While they’re missing out on revenue and trying to prevent players from doing something that they’re simply going to do anyway, an announcement has come out that PayPal will no longer be processing payments for online gambling in the country.
This policy change will kick in starting in October 2019, and it’s yet another negative consequence for players as German politicians refuse to do what needs to be done to protect players in a real way instead of paying lip service to the concept.
The Schleswig-Holstein Situation
Schleswig-Holstein is the only state in Germany that has licensed the online casino industry. They have outwardly put forward statements to remind companies not to market to people from other German states because the industry is not regulated anywhere else in the country. There are some indications that these types of warnings could have led to PayPal’s upcoming policy change about processing German payments.

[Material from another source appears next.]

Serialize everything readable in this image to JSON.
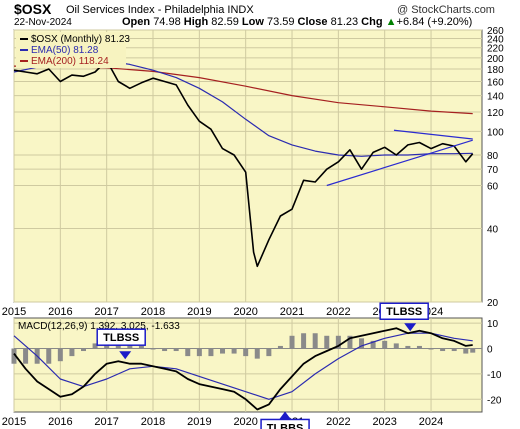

Lower Saxony is another state in Germany, and they were very open about how they had warned an “unidentified” major payment processor of the same. This is presumed to be PayPal.
There’s no official recognition that this was the case, but unless we’re missing something major here, it seems pretty obvious what happened.
Sports Betting Regulation
Something interesting that’s happening right now is that there are 16 total German states looking to offer online sports betting licenses between now and January 2020, but there’s something interesting in the terms and conditions companies must abide by if they want in on the action: They can’t have any ties to online casinos that accept German players.
To say that this is an interesting development is a bit of an understatement. What’s more is that there was an official session this month where hopeful operators were given information on the upcoming licensing rules and guidelines, and those rules were seen as being a bit unrealistic:
- A 5 percent tax on all gambling turnover (revenue), which is seen as particularly high.
- An enforced spending limit of €1,000 per player per month, which is generally seen as being entirely too low.
- The above mentioned severing of ties to online casino operations that accept German players in the general sense.
All of this is on top of the other regulatory guidelines they’ll have to follow like making sure that they do not accept any players on a registry of players who have self-excluded. They won’t even be able to advertise any of their online gambling operations on any level without being licensed along these lines, which makes sense.
What to Expect
We’re not sure how this is going to play out. These rules and guidelines that they’re putting on operators seems like a bit much to the point that it would be difficult for them to even be profitable in some cases. If they can’t be profitable, then they’re not going to operate there, which takes away the tax revenue that these German states could have had if they had more reasonable policies.
All of that aside, we’ll have to wait and see how things go. They’re looking at getting a countrywide agreement for online gambling by the middle of 2021, and this is a step in that direction.